Ao findar o mês de Março, vemos a velhice nas coisas e pessoas – é a nova estação revelando tudo aquilo que é velho em nós. A velhice mortifica certas vaidades, acende o cuidado de nos apegarmos ao significado de ser, a ânsia pelo futuro promissor e as desilusões são postas lado, o medo do escuro não aparece pois estar a sós consigo mesmo não é mais fantasmagórico, e porque suportamos nossa própria presença a sós com a solidão amiga, podemos conviver em harmonia com o mundo pois já estarmos convictos que a solidão não representa o estarmos sozinhos, mas é a ausência de um sentido maior que nos faz sentir sozinhos ainda que bem acompanhados.

A juventude é um dia claro e grandioso, mente fervilhante e inebriada pela fantasia, agitação descontrolada, multidão reunida para curtir o Rock in roll, a escuridão não pode ser contemplada. A velhice possui uma beleza diferenciada, a magia não convencional como a escuridão da madrugada onde habitam as estrelas, os milhares de pirilampos, o mar negro de altas ondas. É o universo quieto reverenciando a mestria divina, é nela que gozamos de um bem estar infinito, a sorte de se viver um dia após o outro sem se cansar com atividades desnecessárias...

O outono chegou!
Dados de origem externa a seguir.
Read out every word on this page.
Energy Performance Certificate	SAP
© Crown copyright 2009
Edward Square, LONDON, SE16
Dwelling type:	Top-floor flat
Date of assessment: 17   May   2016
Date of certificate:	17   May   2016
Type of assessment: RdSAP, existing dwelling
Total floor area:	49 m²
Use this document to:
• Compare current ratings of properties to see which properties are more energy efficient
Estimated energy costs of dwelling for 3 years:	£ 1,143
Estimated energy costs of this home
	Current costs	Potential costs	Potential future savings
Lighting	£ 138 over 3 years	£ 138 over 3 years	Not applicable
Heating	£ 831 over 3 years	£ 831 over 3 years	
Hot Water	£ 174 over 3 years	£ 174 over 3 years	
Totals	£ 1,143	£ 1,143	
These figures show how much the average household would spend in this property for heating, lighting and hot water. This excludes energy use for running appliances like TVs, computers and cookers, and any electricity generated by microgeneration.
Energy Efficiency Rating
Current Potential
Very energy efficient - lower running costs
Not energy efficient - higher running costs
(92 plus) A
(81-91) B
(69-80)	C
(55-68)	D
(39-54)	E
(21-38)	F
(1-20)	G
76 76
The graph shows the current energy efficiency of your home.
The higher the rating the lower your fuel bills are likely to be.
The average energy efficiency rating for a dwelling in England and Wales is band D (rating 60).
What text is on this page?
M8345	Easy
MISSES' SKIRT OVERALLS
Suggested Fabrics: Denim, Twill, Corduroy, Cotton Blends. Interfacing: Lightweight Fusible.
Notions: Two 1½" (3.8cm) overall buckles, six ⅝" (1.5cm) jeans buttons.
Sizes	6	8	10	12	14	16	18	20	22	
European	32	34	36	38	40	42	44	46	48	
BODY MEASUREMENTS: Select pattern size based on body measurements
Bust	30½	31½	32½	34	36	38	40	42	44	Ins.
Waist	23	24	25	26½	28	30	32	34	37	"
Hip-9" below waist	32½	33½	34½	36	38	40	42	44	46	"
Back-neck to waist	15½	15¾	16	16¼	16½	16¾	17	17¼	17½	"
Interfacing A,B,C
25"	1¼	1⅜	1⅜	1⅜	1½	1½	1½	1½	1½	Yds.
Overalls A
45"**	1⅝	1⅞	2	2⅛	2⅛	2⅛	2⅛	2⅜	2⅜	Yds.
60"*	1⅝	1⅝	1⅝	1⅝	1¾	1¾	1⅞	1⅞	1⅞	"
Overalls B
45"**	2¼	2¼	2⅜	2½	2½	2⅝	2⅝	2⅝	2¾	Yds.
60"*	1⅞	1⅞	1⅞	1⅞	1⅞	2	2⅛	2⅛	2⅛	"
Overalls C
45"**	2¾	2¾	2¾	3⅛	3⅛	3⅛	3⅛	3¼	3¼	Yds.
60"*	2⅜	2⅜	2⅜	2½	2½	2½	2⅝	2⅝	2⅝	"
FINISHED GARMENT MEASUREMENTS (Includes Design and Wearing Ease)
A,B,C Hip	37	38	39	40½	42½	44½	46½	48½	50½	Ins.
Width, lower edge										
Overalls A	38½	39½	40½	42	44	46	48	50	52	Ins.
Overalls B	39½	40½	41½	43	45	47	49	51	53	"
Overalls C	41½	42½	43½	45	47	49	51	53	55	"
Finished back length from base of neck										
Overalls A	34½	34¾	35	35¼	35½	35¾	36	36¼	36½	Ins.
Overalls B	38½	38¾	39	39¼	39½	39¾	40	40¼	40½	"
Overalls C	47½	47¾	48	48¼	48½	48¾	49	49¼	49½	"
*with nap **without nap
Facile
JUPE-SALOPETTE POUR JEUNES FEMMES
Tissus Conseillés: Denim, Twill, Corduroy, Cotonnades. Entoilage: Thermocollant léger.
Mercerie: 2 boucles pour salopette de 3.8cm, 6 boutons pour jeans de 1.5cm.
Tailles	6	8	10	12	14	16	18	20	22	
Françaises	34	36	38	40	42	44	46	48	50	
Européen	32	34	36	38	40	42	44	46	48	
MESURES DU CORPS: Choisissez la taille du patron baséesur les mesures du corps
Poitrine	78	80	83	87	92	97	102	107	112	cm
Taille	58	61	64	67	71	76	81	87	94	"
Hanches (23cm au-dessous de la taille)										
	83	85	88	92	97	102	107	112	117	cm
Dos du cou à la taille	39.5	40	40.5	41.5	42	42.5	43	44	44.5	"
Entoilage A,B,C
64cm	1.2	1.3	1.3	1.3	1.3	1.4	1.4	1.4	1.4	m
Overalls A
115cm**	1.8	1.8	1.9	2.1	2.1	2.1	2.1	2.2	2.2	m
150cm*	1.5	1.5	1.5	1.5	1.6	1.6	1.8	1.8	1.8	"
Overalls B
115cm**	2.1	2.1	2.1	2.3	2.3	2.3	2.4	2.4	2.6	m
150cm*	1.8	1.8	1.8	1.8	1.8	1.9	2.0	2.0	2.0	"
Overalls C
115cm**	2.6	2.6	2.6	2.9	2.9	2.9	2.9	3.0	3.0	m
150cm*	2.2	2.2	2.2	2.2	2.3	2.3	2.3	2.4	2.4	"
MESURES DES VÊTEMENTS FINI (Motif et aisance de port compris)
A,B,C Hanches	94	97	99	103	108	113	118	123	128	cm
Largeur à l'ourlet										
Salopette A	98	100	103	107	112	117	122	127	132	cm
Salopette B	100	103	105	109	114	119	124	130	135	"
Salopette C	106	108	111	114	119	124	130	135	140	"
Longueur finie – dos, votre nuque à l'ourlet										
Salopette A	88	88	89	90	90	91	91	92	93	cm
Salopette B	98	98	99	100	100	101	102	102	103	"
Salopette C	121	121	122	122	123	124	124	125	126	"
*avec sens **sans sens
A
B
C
E lá se vai toda aquela ginástica pelo físico perfeito que doloria o dia-a-dia dos fracos, a acrobacia de termos que achar tempo para ficarmos ainda mais sem tempo, se finda o Stress, o barulho urbano que produzia dores de cabeça, o sorriso obrigatório e sem graça para mostrar aos outros que se está bem, a fadiga pelo desespero capitalista dá lugar para o descanso onde se é possível ouvir o pulsar do nosso coração, o trabalho é capaz de ser um meio para chegarmos cheios de atrativos ao lar doce lar com as pessoas queridas, as festas estridentes com fogos de artifícios para conter os clamores da alma não são mais úteis, sobra tempo para sentirmos o abraço do casaco, a fogueira no luau, um bom livro, a exposição de artes, o bom filme assistido com ser amado...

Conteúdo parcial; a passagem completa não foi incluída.